Ve de ülke dışında da gelen kültür elçileri, turistler var.
Yılın on iki ayı, bu beldedeki Kültürel ve Tabiat varlıklarını ziyaret ediyor..
Bu yıl, İtalyan uyruklu insanlar dikkatimi çekti..
Bir Bay, sırt çantasıyla Gülşehir’de ki St.Jean “ Karşı Kilise “‘yi sordu.
Sabahın erken saati, Kilisenin yerini tarif ettim.
Ne kadar güzel..
İtalya’lardan belki de Roma’dan kalkıp Gülşehir’e bu Kilise’yi “ St.Jean “ görmek için gelmiş..
St.Jean Kilse’si yıpranıyor. İçinde tuttuğu figür ve resimler yıpranmış, yer yer rutubetten dökülüyor..
••••
Kapadokya’ya dünyanın evrensel mirası diyoruz..
Bu coğrafya, UNESCO Korumasında diyoruz.
Ancak, onların da bu bölgedeki. Kültürel ve Tabi varlıkların korunması, doğa şartlarının önüne geçilmesi için “ UNESCO “ bir çözüm ürettiği yok.
Belki de tek yaptıkları iş, bölgeyi bizim çarpık imar saldırımızda korumaları olmalı..
Bölgenin en güçlü görseli UÇHİSAR KALESİ ve PERİLER VADİSİ..
Kale, kaderine terkedilmiş.
Doğal Erozyonunun “ Yağmur, rüzgar ve rutubet “ tabi etkisine bırakılmış.
Bu Tabiat Varlıkları’nın çözülmesini engelleyecek hiç bir tedbir, “ su kanalı yağmur akıntı kanalı “ yok..

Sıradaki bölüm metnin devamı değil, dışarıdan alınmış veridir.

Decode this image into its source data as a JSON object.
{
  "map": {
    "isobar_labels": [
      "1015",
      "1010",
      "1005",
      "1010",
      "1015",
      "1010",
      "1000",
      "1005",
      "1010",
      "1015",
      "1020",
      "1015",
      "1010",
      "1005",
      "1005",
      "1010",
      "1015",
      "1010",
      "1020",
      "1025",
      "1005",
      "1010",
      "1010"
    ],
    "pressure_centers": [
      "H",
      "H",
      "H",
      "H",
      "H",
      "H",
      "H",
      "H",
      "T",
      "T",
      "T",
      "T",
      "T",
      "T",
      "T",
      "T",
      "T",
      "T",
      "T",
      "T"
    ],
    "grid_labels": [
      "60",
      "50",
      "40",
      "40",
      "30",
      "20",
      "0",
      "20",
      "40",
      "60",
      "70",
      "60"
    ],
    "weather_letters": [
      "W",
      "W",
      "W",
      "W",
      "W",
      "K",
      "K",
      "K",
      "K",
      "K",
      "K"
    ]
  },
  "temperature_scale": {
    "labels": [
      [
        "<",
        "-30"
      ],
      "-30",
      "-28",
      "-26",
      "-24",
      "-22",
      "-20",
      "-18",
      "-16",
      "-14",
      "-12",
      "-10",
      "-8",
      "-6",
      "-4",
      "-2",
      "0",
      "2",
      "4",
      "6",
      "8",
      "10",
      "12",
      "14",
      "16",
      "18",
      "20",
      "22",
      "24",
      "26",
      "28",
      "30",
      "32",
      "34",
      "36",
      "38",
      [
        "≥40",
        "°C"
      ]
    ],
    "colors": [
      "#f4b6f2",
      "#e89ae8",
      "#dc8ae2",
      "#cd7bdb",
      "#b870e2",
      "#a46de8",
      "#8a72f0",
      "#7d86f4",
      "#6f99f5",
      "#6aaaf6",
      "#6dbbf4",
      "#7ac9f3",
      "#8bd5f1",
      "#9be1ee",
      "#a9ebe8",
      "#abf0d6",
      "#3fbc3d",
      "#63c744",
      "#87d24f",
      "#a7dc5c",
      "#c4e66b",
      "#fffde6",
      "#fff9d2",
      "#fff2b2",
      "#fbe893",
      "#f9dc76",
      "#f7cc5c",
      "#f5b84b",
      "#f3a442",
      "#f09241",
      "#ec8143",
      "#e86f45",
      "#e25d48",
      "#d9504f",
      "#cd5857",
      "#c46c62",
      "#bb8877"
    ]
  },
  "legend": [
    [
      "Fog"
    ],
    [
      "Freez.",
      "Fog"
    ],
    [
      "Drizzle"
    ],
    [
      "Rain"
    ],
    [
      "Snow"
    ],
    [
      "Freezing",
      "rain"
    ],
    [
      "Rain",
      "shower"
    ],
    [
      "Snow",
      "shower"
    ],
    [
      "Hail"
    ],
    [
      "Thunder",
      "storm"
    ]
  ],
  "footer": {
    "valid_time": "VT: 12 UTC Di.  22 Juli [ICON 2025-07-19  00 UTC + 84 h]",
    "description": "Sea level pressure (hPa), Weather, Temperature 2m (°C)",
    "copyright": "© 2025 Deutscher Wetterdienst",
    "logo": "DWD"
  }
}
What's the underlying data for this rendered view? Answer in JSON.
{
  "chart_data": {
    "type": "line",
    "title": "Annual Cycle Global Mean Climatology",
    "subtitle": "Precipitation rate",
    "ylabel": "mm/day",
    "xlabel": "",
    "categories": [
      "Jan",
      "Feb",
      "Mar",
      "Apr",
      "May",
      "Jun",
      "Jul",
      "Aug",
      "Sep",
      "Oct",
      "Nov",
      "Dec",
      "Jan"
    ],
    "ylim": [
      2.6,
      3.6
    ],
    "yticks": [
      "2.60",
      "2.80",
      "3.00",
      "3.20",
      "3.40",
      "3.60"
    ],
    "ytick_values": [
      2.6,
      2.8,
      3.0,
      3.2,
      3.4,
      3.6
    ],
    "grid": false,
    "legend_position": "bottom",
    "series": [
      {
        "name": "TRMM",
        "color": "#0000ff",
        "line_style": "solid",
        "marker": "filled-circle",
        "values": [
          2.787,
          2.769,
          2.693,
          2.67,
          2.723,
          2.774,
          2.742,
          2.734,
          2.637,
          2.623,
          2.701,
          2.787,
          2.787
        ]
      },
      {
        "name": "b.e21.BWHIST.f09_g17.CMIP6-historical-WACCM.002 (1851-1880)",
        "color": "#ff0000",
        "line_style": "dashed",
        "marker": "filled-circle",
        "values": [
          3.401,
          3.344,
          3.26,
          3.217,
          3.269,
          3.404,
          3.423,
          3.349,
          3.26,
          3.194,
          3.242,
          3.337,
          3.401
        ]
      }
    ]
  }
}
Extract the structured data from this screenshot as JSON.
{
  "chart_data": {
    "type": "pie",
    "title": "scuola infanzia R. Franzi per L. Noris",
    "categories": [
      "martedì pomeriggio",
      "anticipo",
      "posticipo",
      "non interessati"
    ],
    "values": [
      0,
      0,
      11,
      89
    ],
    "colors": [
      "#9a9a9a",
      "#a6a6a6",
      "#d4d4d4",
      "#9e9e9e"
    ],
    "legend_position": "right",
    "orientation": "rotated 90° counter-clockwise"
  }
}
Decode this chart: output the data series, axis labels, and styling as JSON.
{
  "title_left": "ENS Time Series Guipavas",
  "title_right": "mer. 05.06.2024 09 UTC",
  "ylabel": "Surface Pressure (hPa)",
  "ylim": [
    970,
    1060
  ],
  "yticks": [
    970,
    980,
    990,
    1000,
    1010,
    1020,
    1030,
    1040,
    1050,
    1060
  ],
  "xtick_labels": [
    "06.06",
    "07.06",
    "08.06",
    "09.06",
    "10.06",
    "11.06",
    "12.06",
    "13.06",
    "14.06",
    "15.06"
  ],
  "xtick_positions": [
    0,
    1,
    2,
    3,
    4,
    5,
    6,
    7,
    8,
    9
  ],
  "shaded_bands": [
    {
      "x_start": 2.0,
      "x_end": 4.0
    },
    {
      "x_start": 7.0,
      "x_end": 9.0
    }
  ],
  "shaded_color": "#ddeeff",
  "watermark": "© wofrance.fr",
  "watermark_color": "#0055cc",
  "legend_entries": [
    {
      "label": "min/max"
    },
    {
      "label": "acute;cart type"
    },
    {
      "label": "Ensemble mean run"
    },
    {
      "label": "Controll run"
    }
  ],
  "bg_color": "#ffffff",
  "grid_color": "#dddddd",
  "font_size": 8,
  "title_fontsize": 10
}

Bölgedeki diğer bütün kültürel Tabi varlıklar da aynı durumda..
••••
Abi, çok eleştiriyorsun..
Yazılarında, siyasi dokunuşlar var..
Bazen, hükümete dokunduruyorsun diyorlar..
İyi de, demokratik toplum olmanın ön şartı, “ politikanın siyasetin karakteri gereği “ içinde eleştiri ve yermeler barındırıyor olması gereğidir.
Aksi durum da, demokrasinin çok partililiğin bir anlamı olamaz.
Bunun adı başka bir şey olur örneğin, mutlakiyet gibi bir rejim olur..
Eğer politikacı eleştiriye haklı/haksız yergiye tahammül edemiyorsa ki, o, politikacı değildir. O zaman gidip başka bir iş yapsın. Varsa ki, mesleğini icra etsin..
Türkiye olarak elimizde Kapadokya bölgesi gibi katma değere dönüştürülmeyi bekleyen “ hiçte önemsenmeyen “ bir değer var..
Biz bu doğal değeri yüksek katma. değere , mali yararlılığa dönüştüremedikten sonra..
Nasıl endüstriyel ürün tasarlayıp üretip dünya pazarlarında kendimize yer buluruz.